塩
さて、煙について先日書いたので今日は似たような話で塩の話をしてみようかとおもう。
不思議な話を収集していて時々思うのが、誰かにとっての魔除けが誰かにとっては引き寄せてしまうものになる、ということは少なくないのだなあ、ということである。
先日の煙の話もそうであるし、本日のテーマ、“塩”についてもそう思うことが多々ある。
私は昔から良くない場所へ行ってしまった時やちょっとおかしい時などは帰宅時に塩を舐めさせられる。
そして家へ入る前に自分の体に撒いたりもする。
ただ、考えてみるとテレビなどで見るような、どこかに向かって塩を撒くとか、何かに向かって塩を撒く、ということは一切ない。
大抵塩は自分自身に使うことが多い。
これはもしもそうなった時に是非一度試して見て欲しいのだが、もしも自分の中に何かが入り込んでしまったとき、塩を舐めてもなんの味も感じないらしい。
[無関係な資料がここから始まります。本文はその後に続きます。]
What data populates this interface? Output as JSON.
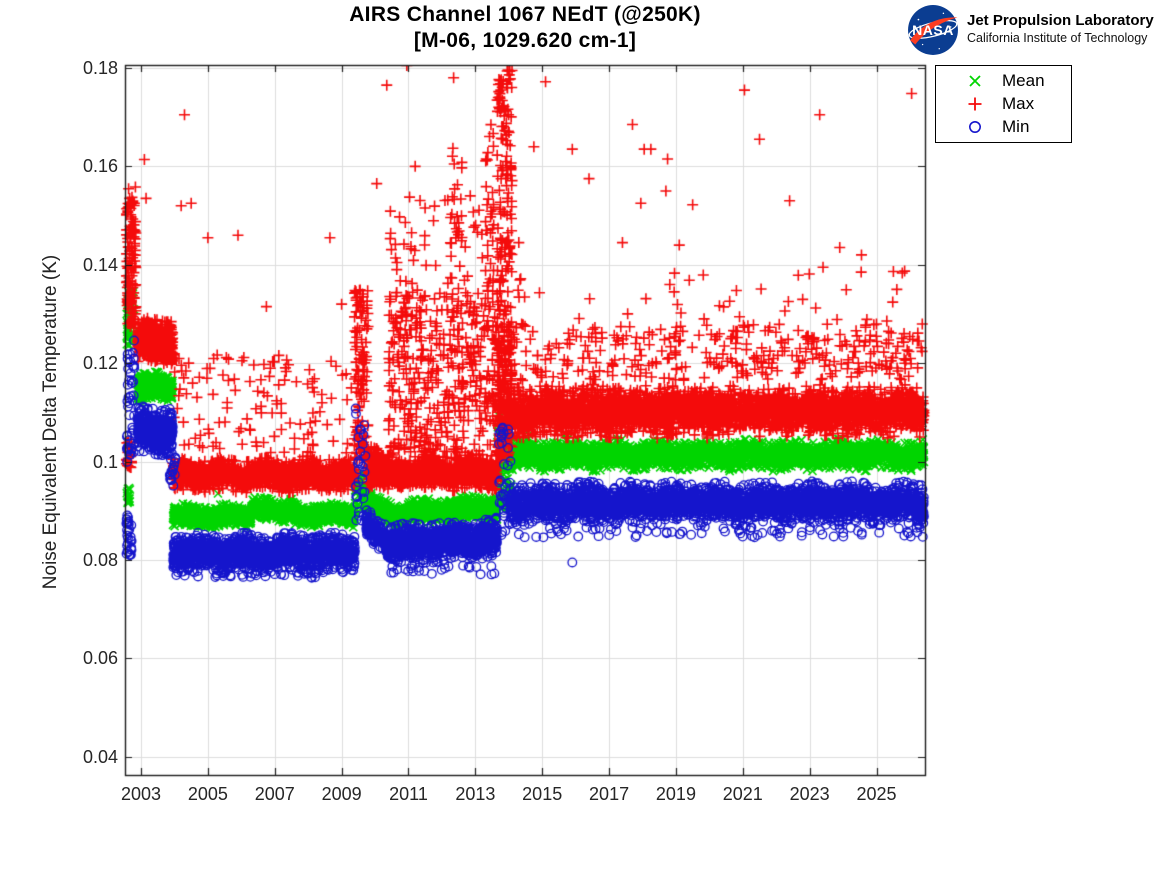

もしそうなった場合は取り敢えず塩の味がするまで舐め続けろ、と昔友人が教えてくれた。
実際私もそういった経験をしたことがあるし、その時は大抵ああこれは良くない、となんだか本能的に思う時なのでこれはいざと言う時には試してみてほしい。(言ってみれば応急処置だ。)
沖縄の家庭では多分調理用の塩だとしても大抵島マース(いわゆる粗塩)を使っていると思うので何も考えず使用して問題ないと思われる。
とまあここまでは魔除けとして塩が効く場合の話だったが、これが逆の作用になる場合とはどんなときか。
これは凄くはっきり視える、感じるという人たちに多いのだが、その人たちに言わせてみると、
“塩を持ってるとそういうことが判る人だとあちら側にバレて寄ってくるから絶対に持ち歩かない。”
ということなのだそうだ。
これはこぼれ話だが、
怖いものが寄ってきた時に母親に持たされていた塩を握りながら知らないふりをしていたら、“それ”が近くに寄ってきて
『そんなものは効かない。自分たちが何より怖いのは“サン”だ。』と言われた。
というような話を聞かせてもらったことがある。
アドバイスをくれるなんて、なんて良心的なお化けなんだろうと思った記憶がある。
(因みに“サン”はススキの葉っぱを結んだ沖縄に古くから伝わる魔除けである。)
まあ考えて見たら塩を使うとしても舐めるだとか自分に向かって撒く、といった話がやはり人に聞いてみても多いので、そういう存在自体をどうにかする、というよりは自分から離れてもらう、という使用の仕方が多いのか、という印象なので、その存在自体には効果はないのかもしれない。
となると塩の使用はお祓い、というよりも自分の身体を浄化して良くないものが近付けないようにする、という作用なのか、と思ったりもするが、いつもの事ながら真相については分からない。
もしかしたら先日話した煙のように、塩にもそういうものを吸着する作用があるのかもしれない。
まあなんにせよ間違いなく言えることは、何より効くのは大抵おばあちゃんたちが口伝えしてるようなまじないだったり処置方法だ。
理由は分からないけど、なんか効く、がやはり一番間違いないのではないかと思うのだ。
これは余談だが、どんなにこれは効く、と人が言っていたとしてもそれが自分にとって最適かどうかなんて分からない。
もしかすると逆効果になってしまうことだってあるかもしれない。
少しでも“ん?”と躊躇することがあるのなら避けるのもまた大事なのかもしれないと、私は思う。
最後に塩に纏わる話でふと思い出したのだが、
自分に塩を振る時、知らずにその土地の神様などに塩をかけてしまうことが無いよう、一言、
“これから塩撒きますよー”
と必ず断りを入れてから撒きなさいと口酸っぱく言われた、という話を聞いたことがある。
この世のものでもこの世のものじゃないものでも矢張り一番大事なのは礼儀なのだなあと思わせてくれたエピソードだった。